Denner agreed to walk us through the steps of preparing and smoking a turkey on Thanksgiving. It’s the kind of conversation that leaves you hungry and glad that turkey day is only 48 hours away.
If you haven’t bought your turkey yet, you’ll be spending a bit more (the difference is likely about $1 a pound and the recommended serving size is a pound per guest) because a fresh turkey makes a lot more sense.

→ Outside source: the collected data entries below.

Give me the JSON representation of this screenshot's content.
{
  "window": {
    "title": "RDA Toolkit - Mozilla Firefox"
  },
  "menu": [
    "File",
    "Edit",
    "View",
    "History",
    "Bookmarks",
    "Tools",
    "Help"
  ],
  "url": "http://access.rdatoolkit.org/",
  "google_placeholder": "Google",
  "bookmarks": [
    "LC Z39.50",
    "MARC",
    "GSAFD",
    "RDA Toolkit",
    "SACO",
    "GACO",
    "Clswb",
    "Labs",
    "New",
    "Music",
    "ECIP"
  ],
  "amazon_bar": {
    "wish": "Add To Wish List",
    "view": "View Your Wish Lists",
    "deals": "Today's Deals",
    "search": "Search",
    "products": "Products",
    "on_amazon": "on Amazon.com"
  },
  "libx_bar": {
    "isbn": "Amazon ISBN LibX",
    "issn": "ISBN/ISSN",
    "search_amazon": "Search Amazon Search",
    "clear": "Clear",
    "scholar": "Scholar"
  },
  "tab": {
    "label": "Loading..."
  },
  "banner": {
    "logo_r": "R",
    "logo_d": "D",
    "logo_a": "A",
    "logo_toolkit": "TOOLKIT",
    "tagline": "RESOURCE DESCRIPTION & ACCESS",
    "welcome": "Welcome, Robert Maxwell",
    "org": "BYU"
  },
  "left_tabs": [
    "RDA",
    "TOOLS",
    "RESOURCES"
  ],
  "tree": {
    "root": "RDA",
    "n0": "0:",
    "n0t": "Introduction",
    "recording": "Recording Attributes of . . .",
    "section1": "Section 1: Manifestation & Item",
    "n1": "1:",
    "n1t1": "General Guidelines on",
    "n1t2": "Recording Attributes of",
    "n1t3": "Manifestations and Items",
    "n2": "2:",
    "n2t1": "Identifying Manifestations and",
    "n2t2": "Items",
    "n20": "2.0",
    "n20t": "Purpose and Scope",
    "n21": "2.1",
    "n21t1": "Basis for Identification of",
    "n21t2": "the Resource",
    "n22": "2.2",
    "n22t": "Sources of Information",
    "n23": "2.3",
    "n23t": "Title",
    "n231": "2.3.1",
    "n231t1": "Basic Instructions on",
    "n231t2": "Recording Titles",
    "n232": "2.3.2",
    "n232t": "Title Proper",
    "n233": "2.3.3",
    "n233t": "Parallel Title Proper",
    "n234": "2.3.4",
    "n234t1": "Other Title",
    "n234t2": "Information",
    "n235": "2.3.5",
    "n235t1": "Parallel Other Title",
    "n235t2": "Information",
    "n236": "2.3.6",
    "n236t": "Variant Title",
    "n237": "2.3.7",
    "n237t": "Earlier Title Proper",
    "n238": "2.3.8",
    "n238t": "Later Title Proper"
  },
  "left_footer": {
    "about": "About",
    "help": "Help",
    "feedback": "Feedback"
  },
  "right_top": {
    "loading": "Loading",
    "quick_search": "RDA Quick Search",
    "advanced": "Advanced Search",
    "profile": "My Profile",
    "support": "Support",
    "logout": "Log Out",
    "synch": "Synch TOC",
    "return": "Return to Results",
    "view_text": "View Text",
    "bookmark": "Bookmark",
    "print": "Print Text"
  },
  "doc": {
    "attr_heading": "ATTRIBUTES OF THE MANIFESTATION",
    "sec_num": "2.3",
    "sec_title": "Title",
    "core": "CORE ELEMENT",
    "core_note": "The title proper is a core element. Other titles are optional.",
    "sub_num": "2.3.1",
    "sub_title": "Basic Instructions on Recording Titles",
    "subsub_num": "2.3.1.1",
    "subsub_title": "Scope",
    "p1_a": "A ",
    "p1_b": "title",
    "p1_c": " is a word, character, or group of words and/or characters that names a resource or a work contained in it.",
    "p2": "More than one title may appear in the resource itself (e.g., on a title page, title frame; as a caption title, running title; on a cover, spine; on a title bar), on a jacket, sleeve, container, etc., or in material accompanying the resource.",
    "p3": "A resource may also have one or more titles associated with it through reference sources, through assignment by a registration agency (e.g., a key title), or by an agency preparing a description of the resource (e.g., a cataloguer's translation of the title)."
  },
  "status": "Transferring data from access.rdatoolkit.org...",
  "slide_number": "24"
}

You could thaw a frozen bird in cold water, but if you’ve slacked on picking out a turkey, you probably shouldn’t pick a method of preparation that requires extra effort.
“Safety is the first thing that comes to mind. Salmonella is not a fun thing to be thinking about,” says Denner.
Once you’ve got the turkey at home, you’ll want to brine it — the key to having a moist turkey on the table. Denner uses a five-gallon cooler — the jug that you might use for tea or lemonade — and fills it with the brining solution (typically some combination of salt, sugar and spices), turkey, and ice. You may have to refill it with ice, but you want to keep the temperature under 40 degrees to prevent bacteria growth.